Unterstützung aus den Städten

Das sind Beispiele für den Kampf der mexikanischen Kleinbäuerinnen und Kleinbauern zur Verteidigung ihres Territoriums. Die Energiereform mit der Bedrohung der „vorübergehenden Besetzung“ hat die lokale Bevölkerung in Alarmbereitschaft versetzt. Sie wappnet sich gegen den drohenden Verlust ihres Landes. Dazu wird die Rückendeckung internationaler Abkommen gesucht, die den Landbesitz der Völker schützen. Die betroffenen Menschen sind bereit, das Land mit allen notwendigen Mitteln zu verteidigen, selbst wenn dabei die körperliche Unversehrtheit aufs Spiel gesetzt wird.

Energiereform bedeutet für die kleinbäuerliche und indigene Bevölkerung Mexikos: Fortführung der Verteidigung ihres Landes. Auch der Kampf gegen Megaprojekte wie Wasserkraftwerke oder Bergbauvorhaben gehört zu ihrem alltäglichen Brot.

Chemikalienausleitungen zum Beispiel, die der Umwelt und der Bevölkerung Schaden zufügen, werden totgeschwiegen. Die Geldstrafen dafür sind so gering, dass damit die Sanierung der Schäden nicht zu finanzieren ist. Es werden auch keine Maßnahmen getroffen, um weitere Vorfälle dieser Art zu verhindern. Dies zeigte kürzlich erst die Verschmutzung der Flüsse Sonora und Bacanuchi. Hier war eine Bergbaukonzession an den Konzern Grupo México erteilt worden.

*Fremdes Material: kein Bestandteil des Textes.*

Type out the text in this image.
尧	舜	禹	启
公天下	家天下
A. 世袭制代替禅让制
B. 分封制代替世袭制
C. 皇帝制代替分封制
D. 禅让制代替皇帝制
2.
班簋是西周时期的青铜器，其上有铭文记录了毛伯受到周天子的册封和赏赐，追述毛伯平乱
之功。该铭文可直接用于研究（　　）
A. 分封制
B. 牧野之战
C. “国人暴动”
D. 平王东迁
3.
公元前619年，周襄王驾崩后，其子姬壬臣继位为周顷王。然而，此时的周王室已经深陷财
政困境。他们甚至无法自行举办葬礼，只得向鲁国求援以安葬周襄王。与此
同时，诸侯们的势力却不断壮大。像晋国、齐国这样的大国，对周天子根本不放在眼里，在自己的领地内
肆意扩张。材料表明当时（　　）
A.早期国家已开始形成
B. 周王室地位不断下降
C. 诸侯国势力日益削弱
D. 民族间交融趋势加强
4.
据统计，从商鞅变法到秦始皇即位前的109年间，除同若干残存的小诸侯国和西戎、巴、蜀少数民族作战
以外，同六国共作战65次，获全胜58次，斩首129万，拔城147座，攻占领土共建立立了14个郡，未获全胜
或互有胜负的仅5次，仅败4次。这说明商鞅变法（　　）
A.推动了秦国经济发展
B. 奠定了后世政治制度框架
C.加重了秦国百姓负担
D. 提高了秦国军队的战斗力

Der Kampf hat begonnen. Kleinbäuerinnen und Kleinbauern verteidigen sich gegen die Reformen der Regierung. Sie haben sich organisiert und führen nationale Treffen zur Verteidigung ihrer Ländereien, der Naturressourcen und des sozialen Landeigentums durch. Sie haben Position bezogen und mehrere nationale Märsche in Hauptstadt und Bundesstaaten organisiert. Zehntausende haben teilgenommen. Und die Zivilbevölkerung der Städte, die sich bewusst ist, dass Stadt und Land eng miteinander verbunden sind, unterstützt sie.

 


[1] Achter Übergangsparagraph des Verfassungsreformdekrets zu Energiefragen: „Aufgrund ihres strategischen Stellenwerts verstehen sich die Exploration und Gewinnung von Erdöl und anderen Kohlenwasserstoffen sowie die öffentlichen Dienstleistungen der Stromübertragung und -verteilung, auf die sich das vorliegende Dekret bezieht, als Aktivitäten sozialen Interesses und öffentlicher Ordnung, weshalb sie Vorrang vor allen anderen haben, die die Nutzung der Oberfläche und des Untergrunds der betroffenen Gelände beinhalten.”

[2] Héctor Robles; Nationales Programm zur Unterstützung kleiner Produzenten; mimeographiert; 2014.

 

Aus dem Spanischen von Sven Olsson-Iriarte.